Identification of the nectin-2-binding domain of c12G1. (A) PVRIG (100 ng/well) was coated to 96-well plates and the binding of nectin-2 (1 µg/mL) to PVRIG was investigated in the presence of c12G1 antibody, at the indicated concentrations. The results represent mean ± SD of three independent experiments. (B) Schematic diagram for the construction of nectin-2 deletion mutants.
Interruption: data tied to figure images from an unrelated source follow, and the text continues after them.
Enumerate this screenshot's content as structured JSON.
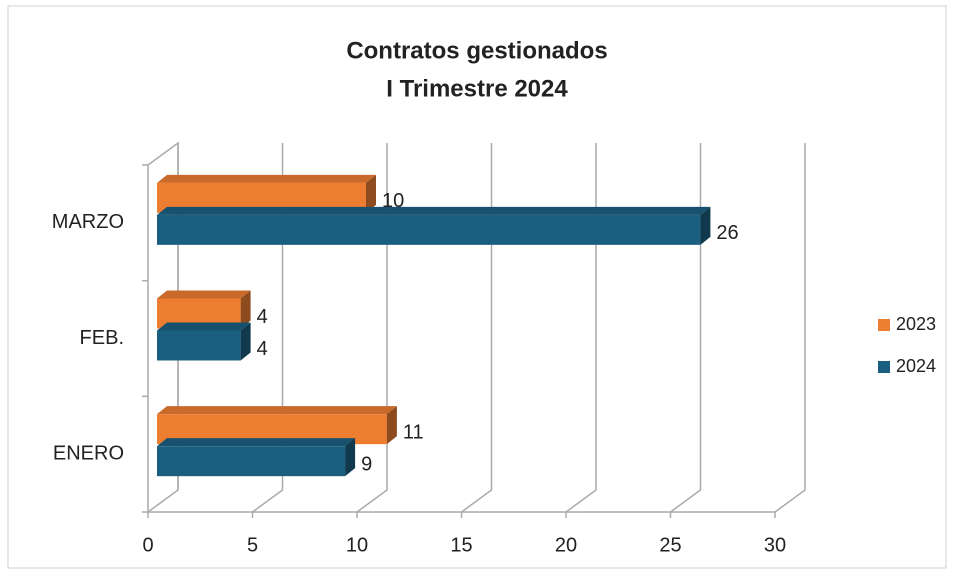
{
  "chart_data": {
    "type": "bar3d_horizontal",
    "title": [
      "Contratos gestionados",
      "I Trimestre 2024"
    ],
    "categories": [
      "ENERO",
      "FEB.",
      "MARZO"
    ],
    "series": [
      {
        "name": "2023",
        "color": "#ED7D31",
        "values": [
          11,
          4,
          10
        ]
      },
      {
        "name": "2024",
        "color": "#1B5F80",
        "values": [
          9,
          4,
          26
        ]
      }
    ],
    "xlim": [
      0,
      30
    ],
    "xticks": [
      0,
      5,
      10,
      15,
      20,
      25,
      30
    ],
    "grid": true,
    "legend": "right"
  }
}
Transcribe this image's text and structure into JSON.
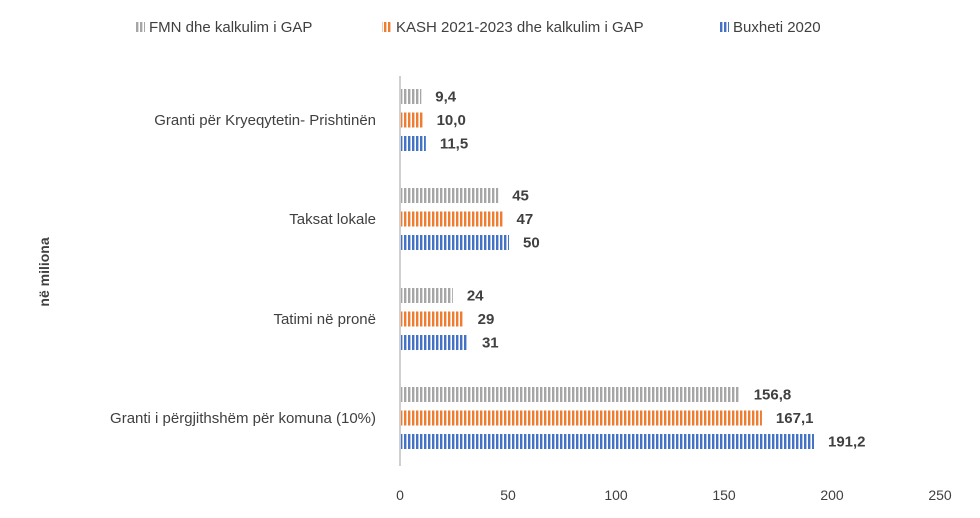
{
  "chart_data": {
    "type": "bar",
    "orientation": "horizontal",
    "categories": [
      "Granti për Kryeqytetin- Prishtinën",
      "Taksat lokale",
      "Tatimi në pronë",
      "Granti i përgjithshëm për komuna (10%)"
    ],
    "series": [
      {
        "name": "FMN dhe kalkulim i GAP",
        "color": "#a6a6a6",
        "values": [
          9.4,
          45,
          24,
          156.8
        ],
        "labels": [
          "9,4",
          "45",
          "24",
          "156,8"
        ]
      },
      {
        "name": "KASH 2021-2023 dhe kalkulim i GAP",
        "color": "#ed7d31",
        "values": [
          10.0,
          47,
          29,
          167.1
        ],
        "labels": [
          "10,0",
          "47",
          "29",
          "167,1"
        ]
      },
      {
        "name": "Buxheti 2020",
        "color": "#4472c4",
        "values": [
          11.5,
          50,
          31,
          191.2
        ],
        "labels": [
          "11,5",
          "50",
          "31",
          "191,2"
        ]
      }
    ],
    "ylabel": "në miliona",
    "xlim": [
      0,
      250
    ],
    "xticks": [
      0,
      50,
      100,
      150,
      200,
      250
    ],
    "legend": "top",
    "grid": false
  }
}
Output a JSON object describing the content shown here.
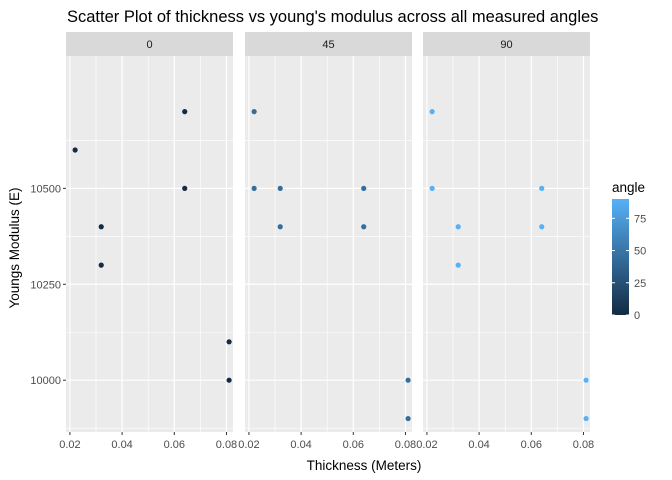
{
  "chart_data": {
    "type": "scatter",
    "title": "Scatter Plot of thickness vs young's modulus across all measured angles",
    "xlabel": "Thickness (Meters)",
    "ylabel": "Youngs Modulus (E)",
    "facet_variable": "angle",
    "facets": [
      "0",
      "45",
      "90"
    ],
    "xlim": [
      0.0185,
      0.0825
    ],
    "ylim": [
      9865,
      10845
    ],
    "x_ticks": [
      0.02,
      0.04,
      0.06,
      0.08
    ],
    "x_tick_labels": [
      "0.02",
      "0.04",
      "0.06",
      "0.08"
    ],
    "y_ticks": [
      10000,
      10250,
      10500
    ],
    "y_tick_labels": [
      "10000",
      "10250",
      "10500"
    ],
    "grid": true,
    "legend": {
      "title": "angle",
      "position": "right",
      "type": "colorbar",
      "range": [
        0,
        90
      ],
      "ticks": [
        0,
        25,
        50,
        75
      ],
      "tick_labels": [
        "0",
        "25",
        "50",
        "75"
      ],
      "low_color": "#132B43",
      "high_color": "#56B1F7"
    },
    "series": [
      {
        "angle": 0,
        "x": [
          0.022,
          0.032,
          0.032,
          0.064,
          0.064,
          0.081,
          0.081
        ],
        "y": [
          10600,
          10400,
          10300,
          10700,
          10500,
          10100,
          10000
        ]
      },
      {
        "angle": 45,
        "x": [
          0.022,
          0.022,
          0.032,
          0.032,
          0.064,
          0.064,
          0.081,
          0.081
        ],
        "y": [
          10700,
          10500,
          10500,
          10400,
          10500,
          10400,
          10000,
          9900
        ]
      },
      {
        "angle": 90,
        "x": [
          0.022,
          0.022,
          0.032,
          0.032,
          0.064,
          0.064,
          0.081,
          0.081
        ],
        "y": [
          10700,
          10500,
          10400,
          10300,
          10500,
          10400,
          10000,
          9900
        ]
      }
    ]
  }
}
The extracellular domain of the indicated nectin-2 deletion constructs was cloned into the pCMV6 FLAG vector. (C) The wild-type and deletion nectin-2 mutants were transfected into HEK293 cells. The whole cell lysates obtained from these cells were then subjected to immunoprecipitation assay using c12G1 antibody, followed by western blot with an anti-FLAG antibody. (D) To determine whether c12G1 antibody can bind to endogenous nectin-2 protein, the whole cell lysates of non-transfected HEK293 cells were subjected to immunoprecipitation assay using the c12G1 antibody or normal human IgG, followed by western blot with an anti-nectin-2 antibody. Ten percent (10 µg) of the cell lysates were loaded as the input control. Tubulin was used as the loading control. All experiments were independently repeated at least three times. HC indicates heavy chain of antibody.

Figure 3

The c12G1 antibody is internalized into ovarian cancer cells. (A) Ovarian cancer cells were incubated in the presence or absence of c12G1 (1 µg/mL) at 4 °C or 37 °C, for 1–3 h, and then subjected to flow cytometer analysis. The fluorescence signal of the c12G1-nectin-2 complex on the cell surface decreased after incubation at 37 °C. (B) OV-90, SK-OV-3, or Caov-3 cells were treated with the c12G1/Zenon™-conjugated anti-Fc FAB complex for 15 h, following which the Zenon™-positive cells were analyzed using FACS (* and ***, vs. control). All experiments were independently repeated at least three times. * p < 0.05, *** p < 0.0001.

Figure 4

Characterization of c12G1-DM1. (A) The naked c12G1 antibody and c12G1-DM1 were compared using non-reducing and reducing SDS-PAGE. (B) The optical absorbance of c12G1-DM1 at the wavelength of 252 nm was compared to that of the naked c12G1 antibody. The calculated DAR was determined as 5.07. The binding affinity of naked c12G1 antibody and c12G1-DM1 to human nectin-2 protein was compared using ELISA (C) and flow cytometry (D). The nectin-2-binding affinities of naked c12G1 antibody and c12G1-DM1 were similar. Daudi cells were used as the nectin-2-negative cell line. All experiments were independently repeated at least three times.

Figure 5

c12G1-DM1 exhibited anti-tumor activity, both in vitro and in vivo. (A) Ovarian cancer cells were treated with vehicle, c12G1 antibody (1 µg/mL), IgG-DM1 (1 µg/mL), or c12G1-DM1 (1 µg/mL), for 24 and 48 h. The cells were then fixed and stained with propidium iodide, followed by cell cycle analysis using a Celigo Imaging Cytometer (*, **, and ***, vs. their respective corresponding vehicle, c12G1, and IgG-DM1). c12G1-DM1 increased the cell population in the G2/M phase at 24 h, followed by an increase in the G1 population at 48 h. Daudi cells were used as the nectin-2-negative cell line. The results have been represented as mean ± SD from at least three independent experiments. (B) Cells were treated with serially diluted concentrations of the c12G1 antibody or c12G1-DM1, for 3–4 d. The cells were stained with 10 µM Hoechst 33342, at 37 °C for 30 min, and quantified using a Celigo Imaging Cytometer. The results represent mean ± SD of at least three independent experiments. The dashed line indicates the number of seeded cells. (C) Ovarian cancer cell lines were implanted into immunodeficient mice. The mice were randomized into different treatment groups when the tumor volume reached ~200 mm³ (n = 6), and then intravenously administered vehicle, c12G1, IgG-DM1, or c12G1-DM1, as indicated. Green arrows indicate the administration of vehicle, c12G1, IgG-DM1, or c12G1-DM1 (# and ##, vs. their respective vehicle, c12G1, and IgG-DM1). * p < 0.01, ** p < 0.001, *** p < 0.0001, ^# p < 0.01, and ^## p < 0.001.